For young teams like the Thunder, it’s easy to get sucked into high-scoring affairs. Easy to forget that defense wins games and fourth-quarter stops still matter most. It’s why Brooks preaches defense and will continue to no matter how much his team lights up the scoreboard.
“We can’t get baited into playing this way,” Brooks said. “We have to continue to get better at playing our style of basketball. We have to do things according to who we are. And we are a defensive team that gets stops.”
- Thabo Sefolosha was again a defensive star. He started out on Mike Miller, completely shutting him down and taking him out of the game, then briefly switched over to Caron Butler at the start of the third quarter and played significant minutes on Gilbert Arenas near the end.
- As I wrote in Saturday’s paper, the thing that stood out most to me was the resiliency that the Thunder showed throughout the game. The Wizards battled back from at least eight point deficits four times and the Thunder staved off Washington each time and never let the Wizards take the lead.
- The Thunder scored at least 30 points in all four quarters, the first time it has done that this season.
- Before the game, I asked Jeff Green about his eight-game slump. He didn’t sound too worried about it. Then he went out and scored 11 points with six rebounds in the first quarter and had a double-double by halftime. Welcome back, Mr. Green.
- The end of the game wasn’t pretty, as Washington put on a full-court press that the Thunder struggled to break and nearly allowed Washington to get back into the game. Brooks said it was his fault. “I wish I could blame the press-break offense on somebody else but I put that in today. It wasn’t good,” he said.
- The Thunder was outrebounded 34-29 through three quarters and finished the game ahead 42-40.
- Unsettling, however, was that the Wizards had 16 offensive rebounds. Antawn Jamison and Brendan Haywood combined for 13.
- With his perimeter shooting, James Harden is starting to provide exactly what we all expected him to when he was drafted third overall. He made four of six 3-pointers Friday and is now 10-for-13 from behind the line over the past two games.
- The most shocking thing about this game was that the Thunder scored 127 points and only one player, James Harden, scored off the bench. I’ve never seen anything like that.
- Harden’s 25 points were six more than the Wizards’ entire bench had.
- Kevin Durant scored 35 on 12-for-22 shooting, bouncing back nicely after his season-low 12 point effort against Orlando. He’s attacking the rim more than he’s ever done and getting to the free throw line much more than he has at any point in his career. It was the fifth time in seven games that KD has scored at least 30 points, and I’m starting to think he could average 30 for the season.

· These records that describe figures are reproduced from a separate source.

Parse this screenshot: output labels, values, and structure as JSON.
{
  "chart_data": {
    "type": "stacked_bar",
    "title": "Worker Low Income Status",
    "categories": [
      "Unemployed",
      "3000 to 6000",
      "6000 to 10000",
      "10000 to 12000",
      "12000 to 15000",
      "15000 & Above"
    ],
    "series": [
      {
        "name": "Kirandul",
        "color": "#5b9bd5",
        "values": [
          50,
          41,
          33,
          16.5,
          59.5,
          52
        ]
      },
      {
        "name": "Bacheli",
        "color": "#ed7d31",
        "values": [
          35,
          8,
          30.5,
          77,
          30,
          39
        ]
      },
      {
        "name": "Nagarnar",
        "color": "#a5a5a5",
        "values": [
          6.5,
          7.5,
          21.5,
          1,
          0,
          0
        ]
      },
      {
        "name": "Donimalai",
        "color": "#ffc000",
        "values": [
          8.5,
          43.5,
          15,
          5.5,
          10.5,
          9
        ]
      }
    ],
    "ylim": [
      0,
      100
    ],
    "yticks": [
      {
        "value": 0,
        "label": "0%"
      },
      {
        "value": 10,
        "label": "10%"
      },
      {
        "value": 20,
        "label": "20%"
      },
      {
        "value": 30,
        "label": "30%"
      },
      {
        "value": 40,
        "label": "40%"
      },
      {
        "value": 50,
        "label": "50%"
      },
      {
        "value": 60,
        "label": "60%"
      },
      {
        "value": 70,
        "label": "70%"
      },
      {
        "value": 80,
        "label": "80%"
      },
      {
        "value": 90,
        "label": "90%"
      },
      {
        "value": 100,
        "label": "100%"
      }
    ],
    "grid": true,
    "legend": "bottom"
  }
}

- Brooks went with an eight-man rotation because of the funky lineups that the Wizards play with, rarely using a big other than Haywood. As a result, Nick Collison was the odd man out, playing just 2 minutes, 21 seconds.
- Brooks might not like an offensive-oriented game, but 11-for-21 from the 3-point line, 53 percent shooting and 28 fast-break points is awfully fun.
- Gilbert Arenas is fun to watch live. He might not be Agent Zero yet but he is again one of the most dangerous point guards in the league. His hesitation game is crazy.